Alexandre de Moraes e André Mendonça, os ministros em guerra no STF
O Supremo Tribunal Federal (STF) vive um confronto inédito às vésperas das eleições presidenciais, protagonizado pelos ministros Alexandre de Moraes e André Mendonça.
Deflagrada pela investigação do Banco Master por uma grande fraude financeira, a crise repercute na disputa entre o presidente Luiz Inácio Lula da Silva e Flávio Bolsonaro, filho do ex-presidente Jair Bolsonaro.
Quem são os dois ministros que se enfrentarão nesta terça-feira (15) em uma sessão transmitida pela TV Justiça? De um lado está Moraes, visto pela direita como o principal adversário do bolsonarismo.
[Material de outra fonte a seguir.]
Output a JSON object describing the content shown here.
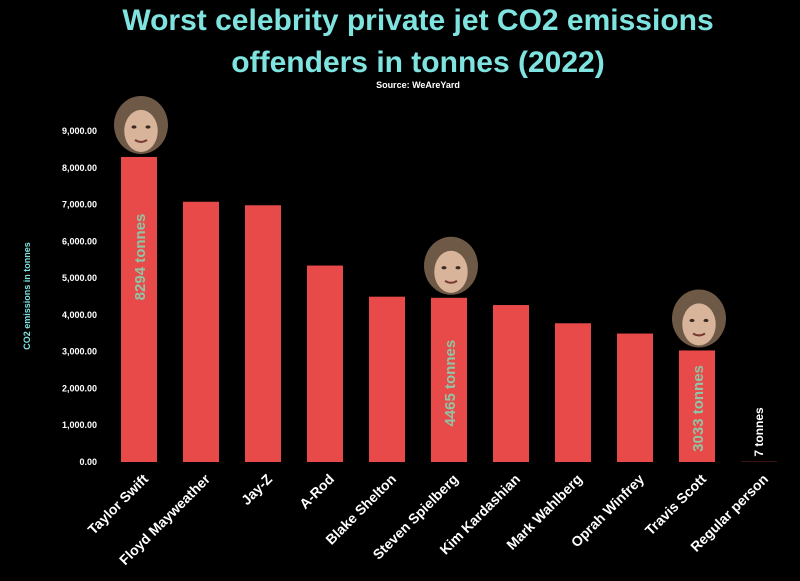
{
  "chart_data": {
    "type": "bar",
    "title_lines": [
      "Worst celebrity private jet CO2 emissions",
      "offenders in tonnes (2022)"
    ],
    "subtitle": "Source: WeAreYard",
    "ylabel": "CO2 emissions in tonnes",
    "ylim": [
      0,
      9000
    ],
    "yticks": [
      "0.00",
      "1,000.00",
      "2,000.00",
      "3,000.00",
      "4,000.00",
      "5,000.00",
      "6,000.00",
      "7,000.00",
      "8,000.00",
      "9,000.00"
    ],
    "categories": [
      "Taylor Swift",
      "Floyd Mayweather",
      "Jay-Z",
      "A-Rod",
      "Blake Shelton",
      "Steven Spielberg",
      "Kim Kardashian",
      "Mark Wahlberg",
      "Oprah Winfrey",
      "Travis Scott",
      "Regular person"
    ],
    "values": [
      8294,
      7076,
      6981,
      5342,
      4495,
      4465,
      4268,
      3772,
      3493,
      3033,
      7
    ],
    "data_labels": [
      {
        "index": 0,
        "text": "8294 tonnes"
      },
      {
        "index": 5,
        "text": "4465 tonnes"
      },
      {
        "index": 9,
        "text": "3033 tonnes"
      },
      {
        "index": 10,
        "text": "7 tonnes"
      }
    ],
    "portraits": [
      {
        "index": 0,
        "icon": "portrait-photo-icon"
      },
      {
        "index": 5,
        "icon": "portrait-photo-icon"
      },
      {
        "index": 9,
        "icon": "portrait-photo-icon"
      }
    ],
    "bar_color": "#e84a4a",
    "title_color": "#7fe3e0",
    "label_color": "#8fc5a6",
    "background": "#000000",
    "grid": false,
    "legend": "none"
  }
}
Do outro, Mendonça, indicado ao STF por Bolsonaro.
O embate começou quando Mendonça determinou a divulgação de um relatório policial que revelava mensagens enviadas pelo banqueiro Daniel Vorcaro, preso preventivamente, a um número atribuído a Moraes, em que pedia ajuda durante a investigação.
Em resposta, Moraes apresentou uma denúncia contra Mendonça por suposto abuso de autoridade.
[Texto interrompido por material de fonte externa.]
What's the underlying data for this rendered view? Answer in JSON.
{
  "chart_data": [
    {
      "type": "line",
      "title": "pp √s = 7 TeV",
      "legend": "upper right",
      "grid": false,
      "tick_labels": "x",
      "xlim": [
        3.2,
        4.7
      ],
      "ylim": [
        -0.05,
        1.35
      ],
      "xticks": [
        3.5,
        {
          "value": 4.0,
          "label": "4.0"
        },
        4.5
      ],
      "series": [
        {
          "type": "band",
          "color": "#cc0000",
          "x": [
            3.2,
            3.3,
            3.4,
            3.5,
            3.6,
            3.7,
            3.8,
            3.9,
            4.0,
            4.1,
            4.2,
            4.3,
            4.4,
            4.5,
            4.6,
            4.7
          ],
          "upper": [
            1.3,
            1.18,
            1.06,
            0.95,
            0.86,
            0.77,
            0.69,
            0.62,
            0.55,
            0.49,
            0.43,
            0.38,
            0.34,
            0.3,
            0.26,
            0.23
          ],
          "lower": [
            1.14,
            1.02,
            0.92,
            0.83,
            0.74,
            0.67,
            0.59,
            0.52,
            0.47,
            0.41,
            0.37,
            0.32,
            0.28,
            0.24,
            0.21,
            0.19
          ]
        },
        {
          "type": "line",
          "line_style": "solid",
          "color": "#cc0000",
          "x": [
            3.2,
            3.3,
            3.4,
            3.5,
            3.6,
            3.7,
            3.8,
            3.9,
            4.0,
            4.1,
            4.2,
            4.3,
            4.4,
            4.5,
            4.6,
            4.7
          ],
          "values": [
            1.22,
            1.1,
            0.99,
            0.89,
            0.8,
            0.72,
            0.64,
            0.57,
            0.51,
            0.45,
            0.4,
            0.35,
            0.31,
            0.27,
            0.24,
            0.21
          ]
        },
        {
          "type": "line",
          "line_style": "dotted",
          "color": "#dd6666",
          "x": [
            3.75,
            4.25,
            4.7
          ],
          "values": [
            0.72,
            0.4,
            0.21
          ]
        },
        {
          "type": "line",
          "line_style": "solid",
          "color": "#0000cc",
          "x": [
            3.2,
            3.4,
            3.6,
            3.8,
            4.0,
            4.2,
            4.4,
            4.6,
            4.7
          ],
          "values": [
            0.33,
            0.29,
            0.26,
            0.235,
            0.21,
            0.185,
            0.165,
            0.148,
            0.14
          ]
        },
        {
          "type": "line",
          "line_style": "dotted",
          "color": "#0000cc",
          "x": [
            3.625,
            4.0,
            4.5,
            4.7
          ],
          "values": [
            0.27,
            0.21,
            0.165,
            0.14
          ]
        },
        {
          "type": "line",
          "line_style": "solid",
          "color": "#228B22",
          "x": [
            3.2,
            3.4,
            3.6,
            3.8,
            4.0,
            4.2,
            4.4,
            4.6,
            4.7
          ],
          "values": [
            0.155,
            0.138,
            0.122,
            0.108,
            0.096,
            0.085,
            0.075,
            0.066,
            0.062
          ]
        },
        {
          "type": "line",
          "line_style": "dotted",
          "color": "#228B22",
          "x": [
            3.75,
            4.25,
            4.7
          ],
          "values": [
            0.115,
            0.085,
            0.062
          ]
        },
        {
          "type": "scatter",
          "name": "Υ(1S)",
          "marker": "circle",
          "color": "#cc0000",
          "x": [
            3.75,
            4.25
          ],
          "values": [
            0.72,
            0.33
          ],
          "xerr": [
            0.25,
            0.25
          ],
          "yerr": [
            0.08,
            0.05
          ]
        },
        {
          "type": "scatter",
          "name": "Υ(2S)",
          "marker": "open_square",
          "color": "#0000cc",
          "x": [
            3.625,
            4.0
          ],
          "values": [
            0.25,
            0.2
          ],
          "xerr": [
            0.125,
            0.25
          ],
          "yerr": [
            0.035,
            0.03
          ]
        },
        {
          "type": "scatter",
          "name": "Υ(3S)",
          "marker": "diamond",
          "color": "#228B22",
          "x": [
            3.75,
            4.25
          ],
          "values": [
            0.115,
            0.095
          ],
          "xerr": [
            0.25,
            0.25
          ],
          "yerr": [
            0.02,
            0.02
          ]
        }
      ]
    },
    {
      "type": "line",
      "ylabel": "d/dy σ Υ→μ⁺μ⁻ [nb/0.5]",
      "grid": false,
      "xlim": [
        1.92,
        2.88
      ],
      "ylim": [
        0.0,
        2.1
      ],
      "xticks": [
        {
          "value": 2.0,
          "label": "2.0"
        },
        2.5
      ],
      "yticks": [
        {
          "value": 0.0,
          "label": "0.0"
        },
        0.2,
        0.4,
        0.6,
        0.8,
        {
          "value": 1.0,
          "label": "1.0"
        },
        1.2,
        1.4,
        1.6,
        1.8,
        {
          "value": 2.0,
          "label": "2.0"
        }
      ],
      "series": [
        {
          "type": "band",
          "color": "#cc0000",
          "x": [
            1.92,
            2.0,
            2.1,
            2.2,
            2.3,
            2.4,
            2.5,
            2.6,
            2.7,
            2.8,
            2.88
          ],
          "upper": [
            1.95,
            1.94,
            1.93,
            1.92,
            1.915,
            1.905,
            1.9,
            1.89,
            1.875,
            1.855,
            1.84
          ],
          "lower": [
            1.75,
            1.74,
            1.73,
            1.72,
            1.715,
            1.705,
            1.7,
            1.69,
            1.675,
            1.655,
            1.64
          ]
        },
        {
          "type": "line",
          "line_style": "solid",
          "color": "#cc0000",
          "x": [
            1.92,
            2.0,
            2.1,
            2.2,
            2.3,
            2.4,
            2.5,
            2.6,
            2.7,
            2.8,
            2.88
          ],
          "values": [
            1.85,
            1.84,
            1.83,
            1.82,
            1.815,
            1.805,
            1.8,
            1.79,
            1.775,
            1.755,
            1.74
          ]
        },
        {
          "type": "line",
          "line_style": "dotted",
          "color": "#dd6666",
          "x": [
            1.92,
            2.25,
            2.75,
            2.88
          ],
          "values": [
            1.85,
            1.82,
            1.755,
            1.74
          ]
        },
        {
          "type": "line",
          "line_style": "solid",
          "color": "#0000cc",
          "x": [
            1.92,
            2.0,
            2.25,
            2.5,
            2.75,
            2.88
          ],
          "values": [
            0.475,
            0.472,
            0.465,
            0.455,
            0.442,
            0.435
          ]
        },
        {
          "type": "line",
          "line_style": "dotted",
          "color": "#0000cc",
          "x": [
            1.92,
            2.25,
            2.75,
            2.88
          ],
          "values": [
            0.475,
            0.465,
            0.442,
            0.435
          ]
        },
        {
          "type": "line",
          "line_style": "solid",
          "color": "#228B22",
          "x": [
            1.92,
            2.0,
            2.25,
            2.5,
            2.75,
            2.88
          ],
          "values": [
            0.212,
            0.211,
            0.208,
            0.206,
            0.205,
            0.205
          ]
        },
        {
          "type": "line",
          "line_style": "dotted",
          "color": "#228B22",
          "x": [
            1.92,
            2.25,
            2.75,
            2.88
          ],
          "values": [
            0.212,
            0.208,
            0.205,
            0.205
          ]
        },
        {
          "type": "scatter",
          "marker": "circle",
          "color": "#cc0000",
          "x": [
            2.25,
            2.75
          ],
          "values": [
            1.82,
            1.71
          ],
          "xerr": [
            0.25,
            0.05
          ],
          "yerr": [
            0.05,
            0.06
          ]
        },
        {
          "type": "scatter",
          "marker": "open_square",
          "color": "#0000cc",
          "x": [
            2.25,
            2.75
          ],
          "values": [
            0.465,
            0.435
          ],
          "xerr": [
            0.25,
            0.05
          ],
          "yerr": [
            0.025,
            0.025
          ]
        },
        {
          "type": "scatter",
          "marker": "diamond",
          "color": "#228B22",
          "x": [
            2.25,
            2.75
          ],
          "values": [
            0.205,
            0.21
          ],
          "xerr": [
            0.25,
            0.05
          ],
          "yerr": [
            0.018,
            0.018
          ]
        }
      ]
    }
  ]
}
Os 10 ministros que compõem o tribunal, incluindo os dois envolvidos, vestirão suas togas nesta terça em uma sessão na qual poderão decidir pela abertura de uma investigação sobre Moraes por seus vínculos com Vorcaro.
De olhar severo e cabeça raspada, Moraes, de 57 anos, esteve à frente dos casos de maior repercussão no STF nos últimos anos.
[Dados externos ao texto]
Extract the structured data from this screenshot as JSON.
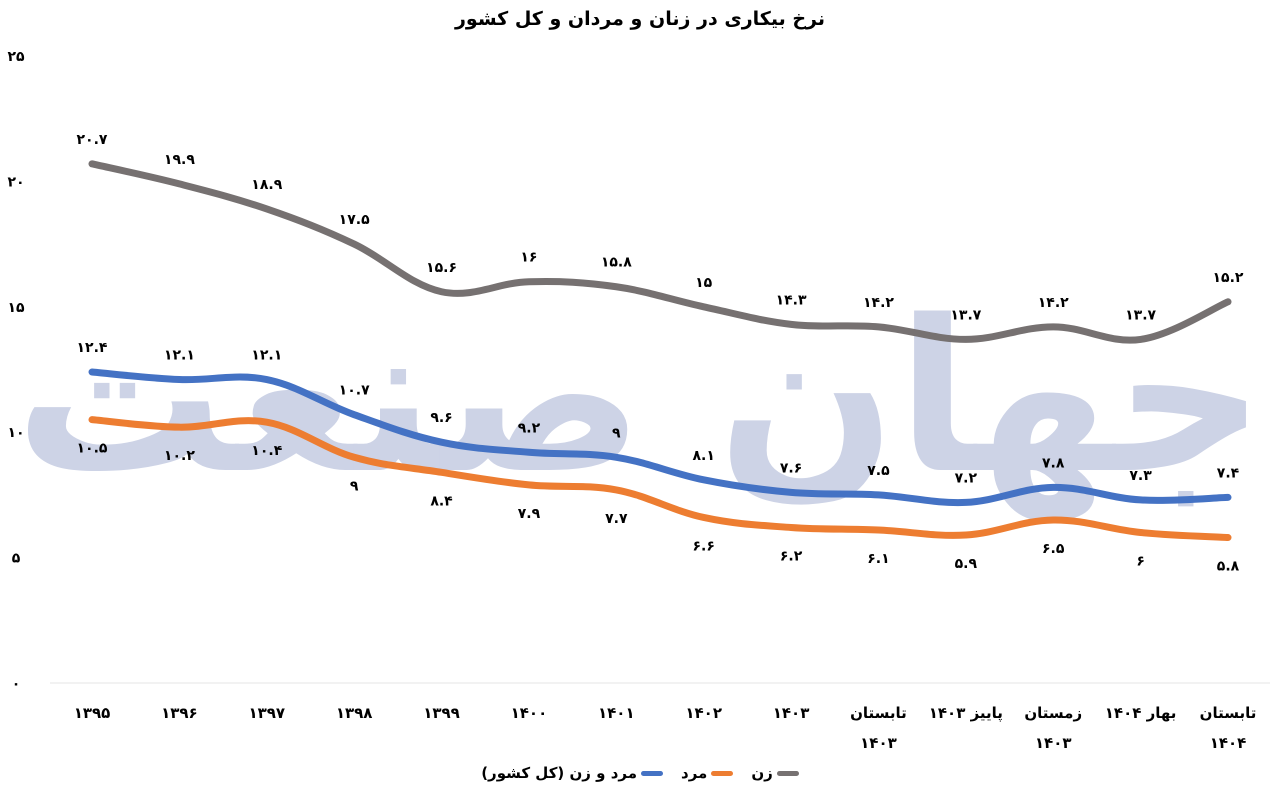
{
  "chart_data": {
    "type": "line",
    "title": "نرخ بیکاری در زنان و مردان و کل کشور",
    "xlabel": "",
    "ylabel": "",
    "ylim": [
      0,
      25
    ],
    "yticks": [
      "۰",
      "۵",
      "۱۰",
      "۱۵",
      "۲۰",
      "۲۵"
    ],
    "ytick_values": [
      0,
      5,
      10,
      15,
      20,
      25
    ],
    "grid": false,
    "legend_position": "bottom",
    "smooth": true,
    "categories": [
      "1395",
      "1396",
      "1397",
      "1398",
      "1399",
      "1400",
      "1401",
      "1402",
      "1403",
      "Summer 1403",
      "Autumn 1403",
      "Winter 1403",
      "Spring 1404",
      "Summer 1404"
    ],
    "category_labels": [
      [
        "۱۳۹۵"
      ],
      [
        "۱۳۹۶"
      ],
      [
        "۱۳۹۷"
      ],
      [
        "۱۳۹۸"
      ],
      [
        "۱۳۹۹"
      ],
      [
        "۱۴۰۰"
      ],
      [
        "۱۴۰۱"
      ],
      [
        "۱۴۰۲"
      ],
      [
        "۱۴۰۳"
      ],
      [
        "تابستان",
        "۱۴۰۳"
      ],
      [
        "پاییز ۱۴۰۳"
      ],
      [
        "زمستان",
        "۱۴۰۳"
      ],
      [
        "بهار ۱۴۰۴"
      ],
      [
        "تابستان",
        "۱۴۰۴"
      ]
    ],
    "series": [
      {
        "name": "زن",
        "color": "#767171",
        "values": [
          20.7,
          19.9,
          18.9,
          17.5,
          15.6,
          16,
          15.8,
          15,
          14.3,
          14.2,
          13.7,
          14.2,
          13.7,
          15.2
        ],
        "labels": [
          "۲۰.۷",
          "۱۹.۹",
          "۱۸.۹",
          "۱۷.۵",
          "۱۵.۶",
          "۱۶",
          "۱۵.۸",
          "۱۵",
          "۱۴.۳",
          "۱۴.۲",
          "۱۳.۷",
          "۱۴.۲",
          "۱۳.۷",
          "۱۵.۲"
        ],
        "label_position": "above"
      },
      {
        "name": "مرد",
        "color": "#ED7D31",
        "values": [
          10.5,
          10.2,
          10.4,
          9,
          8.4,
          7.9,
          7.7,
          6.6,
          6.2,
          6.1,
          5.9,
          6.5,
          6,
          5.8
        ],
        "labels": [
          "۱۰.۵",
          "۱۰.۲",
          "۱۰.۴",
          "۹",
          "۸.۴",
          "۷.۹",
          "۷.۷",
          "۶.۶",
          "۶.۲",
          "۶.۱",
          "۵.۹",
          "۶.۵",
          "۶",
          "۵.۸"
        ],
        "label_position": "below"
      },
      {
        "name": "مرد و زن (کل کشور)",
        "color": "#4472C4",
        "values": [
          12.4,
          12.1,
          12.1,
          10.7,
          9.6,
          9.2,
          9,
          8.1,
          7.6,
          7.5,
          7.2,
          7.8,
          7.3,
          7.4
        ],
        "labels": [
          "۱۲.۴",
          "۱۲.۱",
          "۱۲.۱",
          "۱۰.۷",
          "۹.۶",
          "۹.۲",
          "۹",
          "۸.۱",
          "۷.۶",
          "۷.۵",
          "۷.۲",
          "۷.۸",
          "۷.۳",
          "۷.۴"
        ],
        "label_position": "above"
      }
    ]
  },
  "legend": {
    "items": [
      {
        "label": "زن",
        "color": "#767171"
      },
      {
        "label": "مرد",
        "color": "#ED7D31"
      },
      {
        "label": "مرد و زن (کل کشور)",
        "color": "#4472C4"
      }
    ]
  },
  "watermark": {
    "text": "جهان صنعت",
    "color": "#CDD3E6"
  }
}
Em 2024, determinou o bloqueio da rede social X por 40 dias por descumprimento de decisões judiciais relacionadas ao combate à desinformação. No ano passado, foi o relator do julgamento que condenou Jair Bolsonaro a 27 anos de prisão por tentativa de golpe de Estado.
Como presidente do Tribunal Superior Eleitoral (TSE), tornou Bolsonaro inelegível em 2023 por abuso de poder político.
Entre as ofensas dirigidas ao magistrado, Jair Bolsonaro já o chamou de “canalha” e “ditador”.
Indicado ao STF em 2017 pelo ex-presidente Michel Temer, de quem foi ministro da Justiça, Moraes enfrentou resistência inicial de setores da esquerda.
Posteriormente, passou a receber elogios de Lula por sua atuação contra a desinformação durante a campanha presidencial de 2022.
Também acumulou inimigos de peso. O governo dos Estados Unidos, sob Donald Trump, chegou a sancioná-lo devido ao julgamento de Bolsonaro, aliado do republicano.
Quando Washington revogou a punição, Moraes agradeceu publicamente a Lula pelo esforço diplomático.
Ainda assim, diante do chamado Caso Master, o presidente advertiu: “Se Alexandre de Moraes é culpado, tem que pagar”.
Mendonça, de 53 anos, é pastor presbiteriano e foi ministro da Justiça no governo Bolsonaro (2019-2022).
O ex-presidente o indicou ao STF em 2021 para cumprir sua promessa de nomear um ministro “terrivelmente evangélico”.
O magistrado foi submetido a uma das sabatinas mais longas da história do Senado e, para obter aprovação, comprometeu-se a respeitar a separação entre Igreja e Estado.
Ele celebrou sua chegada ao STF com uma oração, emocionado ao lado da família e da ex-primeira-dama Michelle Bolsonaro, também evangélica.
Em meio à atual crise, Michelle saiu em sua defesa. “Saiba que você é um ESCOLHIDO e UNGIDO DO SENHOR!”, publicou a atual candidata ao Senado no Instagram.
No último 7 de setembro, Dia da Independência do Brasil, a imagem de Mendonça foi celebrada pela direita, que levou um enorme boneco inflável do ministro a uma manifestação de apoiadores de Flávio Bolsonaro em São Paulo.